I apologize in advance for the so-so picture! This a great soup courtesy of Cooking Light. I love broccoli in any form, and I love cheese in any form so......I love this soup. I needed comfort food these past few weeks! As I have mentioned before, I work in politics (my other passion besides cooking and food- well horses too) and we are a few days out from our election (or should I say RE-election). Keep your fingers crossed for us, but I know we will come out on top. I try to keep these things separate from my blogging because this really is an outlet for me outside work. However, it has taken over recently- I haven't cooked since Monday! Enjoy the soup!!
1 cup chopped onion
2 garlic cloves, minced
3 cups fat-free, less-sodium chicken broth
1 (16-ounce) package broccoli florets
2 1/2 cups 2% reduced-fat milk
1/3 cup all-purpose flour
1/4 teaspoon black pepper
8 ounces light processed cheese, cubed (such as Velveeta Light)
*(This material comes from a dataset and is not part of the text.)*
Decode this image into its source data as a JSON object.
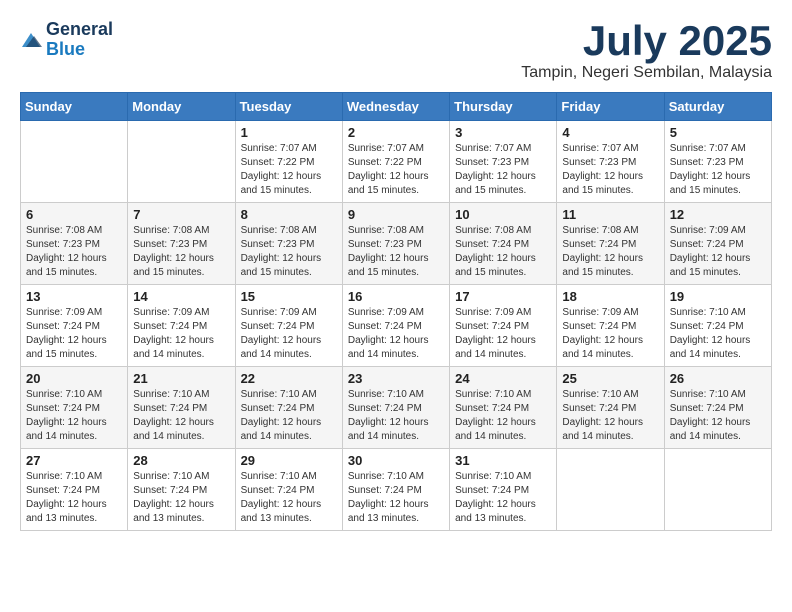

Heat a large nonstick saucepan coated with cooking spray over medium-high heat. Add onion and garlic; saute 3 minutes or until tender. Add broth and broccoli. Bring broccoli mixture to a boil over medium-high heat. Reduce heat to medium; cook 10 minutes. Combine milk and flour, stirring with a whisk until well blended. Add milk mixture to broccoli mixture. Cook 5 minutes or until slightly thick, stirring constantly. Stir in pepper. Remove from heat; add cheese, stirring until cheese melts. Place one-third of the soup in a blender or food processor (I used my immersion blender), and process until smooth. Return pureed soup mixture to pan.